At least, that's what a new survey published by MarketWatch shows: an astounding 59% of Gen Z traders have admitted to trading while drunk, the survey showed. That number falls to 32% when all U.S. traders of every age are queried.
The data goes hand in hand with the rise in “emotionally charged” investing, the piece notes. 66% of Americans in the same survey admitted to making "impulsive investment decisions".
The author of the study, Kamaron McNair, commented: “One can imagine how trading apps make this easier than in the old days when an investor might have had to call their broker from the bar.”
The impact is likely disproportionately felt by younger generations due to the "gamification" of apps like Robinhood, according to the Addiction Center, an informational group for people struggling with substance-use disorders and co-occurring behavioral and mental-health disorders.

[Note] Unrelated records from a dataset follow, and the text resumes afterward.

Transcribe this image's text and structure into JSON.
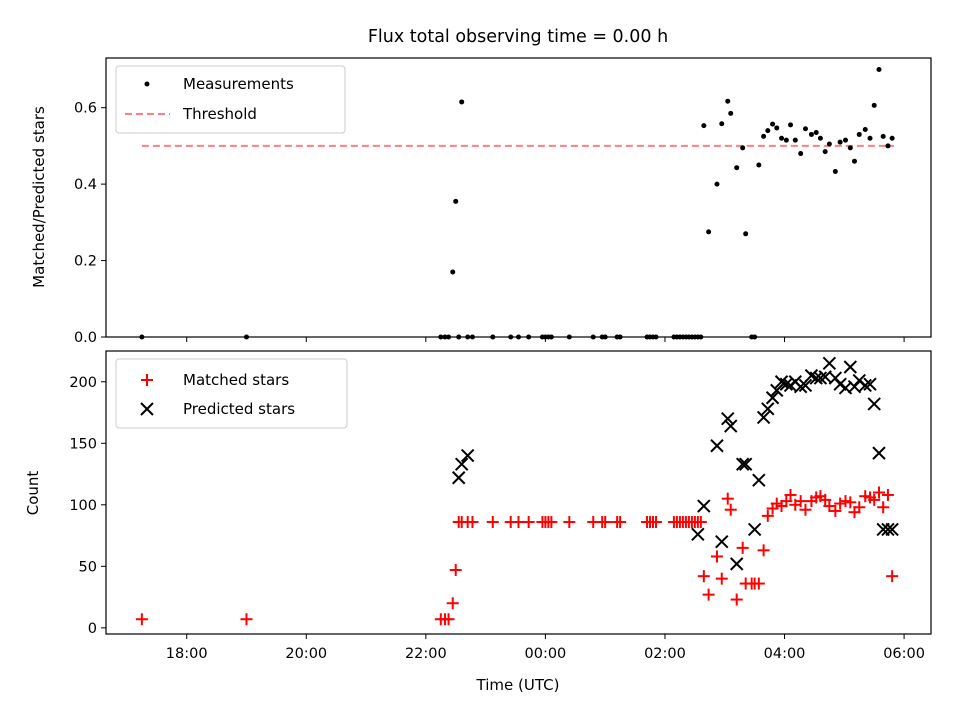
{
  "chart_data": [
    {
      "type": "scatter",
      "title": "Flux total observing time = 0.00 h",
      "xlabel": "",
      "ylabel": "Matched/Predicted stars",
      "ylim": [
        0,
        0.73
      ],
      "yticks": [
        0.0,
        0.2,
        0.4,
        0.6
      ],
      "ytick_labels": [
        "0.0",
        "0.2",
        "0.4",
        "0.6"
      ],
      "grid": false,
      "legend_position": "top-left",
      "threshold": {
        "name": "Threshold",
        "value": 0.5,
        "x_start": -6.75,
        "x_end": 5.83,
        "color": "#ff7f7f"
      },
      "series": [
        {
          "name": "Measurements",
          "color": "#000000",
          "marker": "dot",
          "x": [
            -6.75,
            -5.0,
            -1.75,
            -1.68,
            -1.62,
            -1.55,
            -1.5,
            -1.45,
            -1.4,
            -1.3,
            -1.22,
            -0.88,
            -0.58,
            -0.45,
            -0.28,
            -0.05,
            0.0,
            0.05,
            0.1,
            0.4,
            0.8,
            0.95,
            1.0,
            1.2,
            1.25,
            1.7,
            1.75,
            1.8,
            1.85,
            2.15,
            2.2,
            2.25,
            2.3,
            2.35,
            2.4,
            2.45,
            2.5,
            2.55,
            2.6,
            2.65,
            2.73,
            2.87,
            2.95,
            3.05,
            3.1,
            3.2,
            3.3,
            3.35,
            3.45,
            3.5,
            3.57,
            3.65,
            3.72,
            3.8,
            3.87,
            3.95,
            4.03,
            4.1,
            4.18,
            4.27,
            4.35,
            4.45,
            4.53,
            4.6,
            4.68,
            4.75,
            4.85,
            4.93,
            5.02,
            5.1,
            5.17,
            5.25,
            5.35,
            5.43,
            5.5,
            5.58,
            5.65,
            5.73,
            5.8
          ],
          "y": [
            0.0,
            0.0,
            0.0,
            0.0,
            0.0,
            0.17,
            0.355,
            0.0,
            0.615,
            0.0,
            0.0,
            0.0,
            0.0,
            0.0,
            0.0,
            0.0,
            0.0,
            0.0,
            0.0,
            0.0,
            0.0,
            0.0,
            0.0,
            0.0,
            0.0,
            0.0,
            0.0,
            0.0,
            0.0,
            0.0,
            0.0,
            0.0,
            0.0,
            0.0,
            0.0,
            0.0,
            0.0,
            0.0,
            0.0,
            0.553,
            0.275,
            0.4,
            0.558,
            0.617,
            0.585,
            0.443,
            0.495,
            0.27,
            0.0,
            0.0,
            0.45,
            0.525,
            0.54,
            0.557,
            0.547,
            0.52,
            0.515,
            0.555,
            0.515,
            0.48,
            0.545,
            0.53,
            0.535,
            0.52,
            0.485,
            0.505,
            0.433,
            0.51,
            0.515,
            0.495,
            0.46,
            0.53,
            0.543,
            0.52,
            0.606,
            0.7,
            0.525,
            0.5,
            0.52
          ]
        }
      ]
    },
    {
      "type": "scatter",
      "title": "",
      "xlabel": "Time (UTC)",
      "ylabel": "Count",
      "ylim": [
        -5,
        225
      ],
      "yticks": [
        0,
        50,
        100,
        150,
        200
      ],
      "ytick_labels": [
        "0",
        "50",
        "100",
        "150",
        "200"
      ],
      "grid": false,
      "legend_position": "top-left",
      "series": [
        {
          "name": "Matched stars",
          "color": "#ff0000",
          "marker": "plus",
          "x": [
            -6.75,
            -5.0,
            -1.75,
            -1.68,
            -1.62,
            -1.55,
            -1.5,
            -1.45,
            -1.4,
            -1.3,
            -1.22,
            -0.88,
            -0.58,
            -0.45,
            -0.28,
            -0.05,
            0.0,
            0.05,
            0.1,
            0.4,
            0.8,
            0.95,
            1.0,
            1.2,
            1.25,
            1.7,
            1.75,
            1.8,
            1.85,
            2.15,
            2.2,
            2.25,
            2.3,
            2.35,
            2.4,
            2.45,
            2.5,
            2.55,
            2.6,
            2.65,
            2.73,
            2.87,
            2.95,
            3.05,
            3.1,
            3.2,
            3.3,
            3.35,
            3.45,
            3.5,
            3.57,
            3.65,
            3.72,
            3.8,
            3.87,
            3.95,
            4.03,
            4.1,
            4.18,
            4.27,
            4.35,
            4.45,
            4.53,
            4.6,
            4.68,
            4.75,
            4.85,
            4.93,
            5.02,
            5.1,
            5.17,
            5.25,
            5.35,
            5.43,
            5.5,
            5.58,
            5.65,
            5.73,
            5.8
          ],
          "y": [
            7,
            7,
            7,
            7,
            7,
            20,
            47,
            86,
            86,
            86,
            86,
            86,
            86,
            86,
            86,
            86,
            86,
            86,
            86,
            86,
            86,
            86,
            86,
            86,
            86,
            86,
            86,
            86,
            86,
            86,
            86,
            86,
            86,
            86,
            86,
            86,
            86,
            86,
            86,
            42,
            27,
            58,
            40,
            105,
            96,
            23,
            65,
            36,
            36,
            36,
            36,
            63,
            91,
            97,
            101,
            99,
            103,
            108,
            100,
            103,
            96,
            103,
            106,
            107,
            104,
            99,
            95,
            101,
            103,
            102,
            94,
            98,
            107,
            106,
            104,
            110,
            98,
            108,
            42
          ]
        },
        {
          "name": "Predicted stars",
          "color": "#000000",
          "marker": "x",
          "x": [
            -1.45,
            -1.4,
            -1.3,
            2.55,
            2.65,
            2.87,
            2.95,
            3.05,
            3.1,
            3.2,
            3.3,
            3.35,
            3.5,
            3.57,
            3.65,
            3.72,
            3.8,
            3.87,
            3.95,
            4.03,
            4.1,
            4.18,
            4.27,
            4.35,
            4.45,
            4.53,
            4.6,
            4.68,
            4.75,
            4.85,
            4.93,
            5.02,
            5.1,
            5.17,
            5.25,
            5.35,
            5.43,
            5.5,
            5.58,
            5.65,
            5.73,
            5.8
          ],
          "y": [
            122,
            133,
            140,
            76,
            99,
            148,
            70,
            170,
            164,
            52,
            133,
            133,
            80,
            120,
            171,
            178,
            187,
            193,
            200,
            198,
            197,
            200,
            196,
            197,
            205,
            203,
            203,
            204,
            215,
            203,
            198,
            195,
            212,
            196,
            201,
            197,
            198,
            182,
            142,
            80,
            80,
            80
          ]
        }
      ]
    }
  ],
  "x_axis": {
    "ticks": [
      -6,
      -4,
      -2,
      0,
      2,
      4,
      6
    ],
    "tick_labels": [
      "18:00",
      "20:00",
      "22:00",
      "00:00",
      "02:00",
      "04:00",
      "06:00"
    ],
    "xlim": [
      -7.35,
      6.45
    ]
  },
  "legend": {
    "top": [
      {
        "label": "Measurements",
        "marker": "dot",
        "color": "#000000"
      },
      {
        "label": "Threshold",
        "marker": "dashed-line",
        "color": "#ff7f7f"
      }
    ],
    "bottom": [
      {
        "label": "Matched stars",
        "marker": "plus",
        "color": "#ff0000"
      },
      {
        "label": "Predicted stars",
        "marker": "x",
        "color": "#000000"
      }
    ]
  }
}
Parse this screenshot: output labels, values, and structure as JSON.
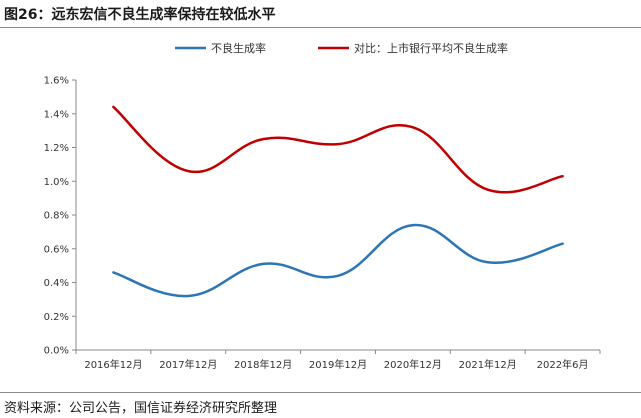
{
  "header": {
    "title": "图26：远东宏信不良生成率保持在较低水平"
  },
  "footer": {
    "source": "资料来源：公司公告，国信证券经济研究所整理"
  },
  "colors": {
    "series1": "#2e75b6",
    "series2": "#c00000",
    "axis": "#888888"
  },
  "chart_data": {
    "type": "line",
    "smooth": true,
    "categories": [
      "2016年12月",
      "2017年12月",
      "2018年12月",
      "2019年12月",
      "2020年12月",
      "2021年12月",
      "2022年6月"
    ],
    "series": [
      {
        "name": "不良生成率",
        "values": [
          0.46,
          0.32,
          0.51,
          0.44,
          0.74,
          0.52,
          0.63
        ]
      },
      {
        "name": "对比：上市银行平均不良生成率",
        "values": [
          1.44,
          1.06,
          1.25,
          1.22,
          1.32,
          0.95,
          1.03
        ]
      }
    ],
    "ylim": [
      0.0,
      1.6
    ],
    "yticks": [
      "0.0%",
      "0.2%",
      "0.4%",
      "0.6%",
      "0.8%",
      "1.0%",
      "1.2%",
      "1.4%",
      "1.6%"
    ],
    "grid": false,
    "legend": "top-center"
  }
}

The Center commented: “The app’s simplicity and graphic design make trading feel like gaming. The platform has drawn in young investors by presenting complex financial instruments like a fun game. Unfortunately, financial experts believe that instead of helping users, the app is purposely downplaying trading risks. They suspect it to be a method to get users hooked to their platform.”
It continued: “When a new member joins the platform, an image of a digital scratch-off lottery ticket pops up on their screen. The picture is a welcome stub, a gift for joining Robinhood’s community. The app’s stub promises a free share of stock worth anywhere from $2.50 to $200. If the new trader wants the prize, they have to play by ‘scratching off’ the image like a lotto ticket."
The survey polled 1,116 U.S. consumers in June of 2021, by generation.